Shelby Statement on Measuring the Systemic Importance of U.S. Bank Holding Companies

WASHINGTON, DC – Thursday, July 23, 2015 – U.S. Senator Richard Shelby (R-Ala.), Chairman of the United States Senate Committee on Banking, Housing, and Urban Affairs, today delivered the following opening remarks during a full committee hearing on “Measuring the Systemic Importance of U.S. Bank Holding Companies.”
The text of Chairman Shelby’s remarks, as prepared, is below.  
“Today we will hear from experts on the best criteria and methods to determine the systemic importance of U.S. banks.
“For non-banks, Dodd-Frank set up a process governed by a council of federal regulators to determine if an institution is systemically important.
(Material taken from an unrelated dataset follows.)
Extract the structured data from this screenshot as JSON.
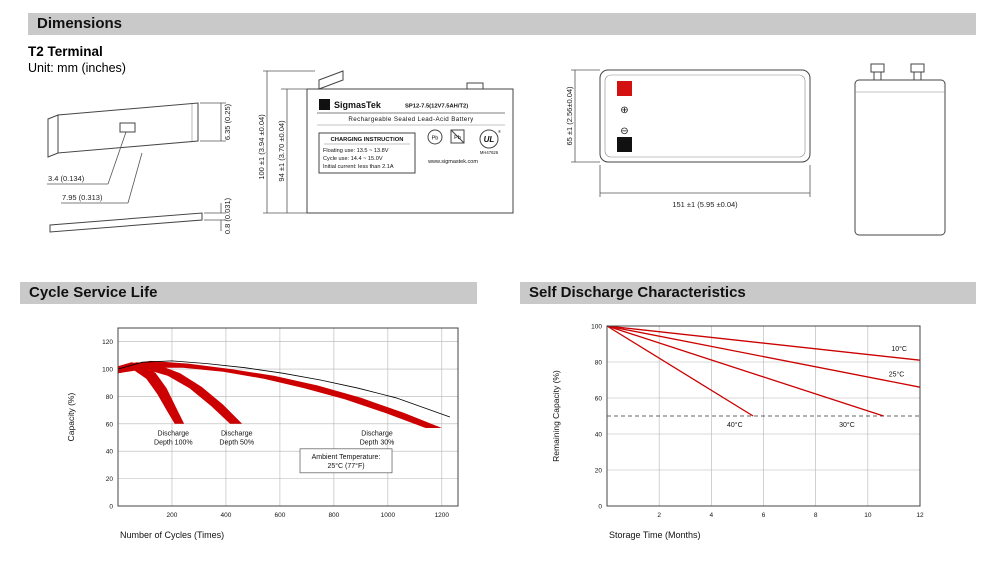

“As imperfect as this process is, there is no such process for banks.
“Instead, Dodd-Frank deems a bank systemically risky if it has $50 billion or more in total assets.
“Moreover, once a bank reaches this arbitrary threshold, it is automatically designated as systemically important.
“Under this automatic framework where there is no clear exit from designation, a bank has little incentive to reduce its level of systemic risk.
“Many experts have expressed concerns about the arbitrary $50 billion threshold as an automatic cut-off for systemic risk.  Many of us share their concerns.
“In March, financial regulators testified that there are currently banks above $50 billion that are regulated as if they are systemically risky, even though they are not considered to be so.
“This regulatory framework should not capture institutions whose failure would not lead to systemic contagion.  Doing so has a true cost to the financial system. 
“First, it imposes a layer of regulation on financial institutions that lend primarily to small businesses and local or regional communities. 
“Second, it unnecessarily spreads too thin the important resources of our financial regulators.  This does not make the financial system safer.
“As I have said before, systemic risk is difficult to measure.  But, five years after Dodd-Frank – the law that mandates systemic risk regulation – we have better tools to assess it and we should use them.
“Last week at a hearing before this Committee, Chair Yellen testified that she would support giving flexibility to the Federal Reserve to determine which banks should be subject to enhanced standards based on a set of multiple criteria.
“In fact, the Federal Reserve uses a similar approach to determine the systemic importance of banks in its regulation of bank capital.
“Earlier this week, the Fed finalized a capital surcharge rule for the nation’s largest and most systemically risky banks.
“This rule incorporates a framework based on many factors, including not only size, but also interconnectedness, cross-jurisdictional activity, substitutability, and complexity. 
“According to the Fed, these five broad categories ‘are viewed as good proxies for, and are correlated with, systemic importance.’
“I look forward to hearing the views of our panel of witnesses today on measures that can be used by regulators to determine if a bank poses a systemic risk.
“Improving such measures will allow our regulators to focus their resources on the most systemically important banks in order to protect American taxpayers and the U.S. economy from the next financial crisis."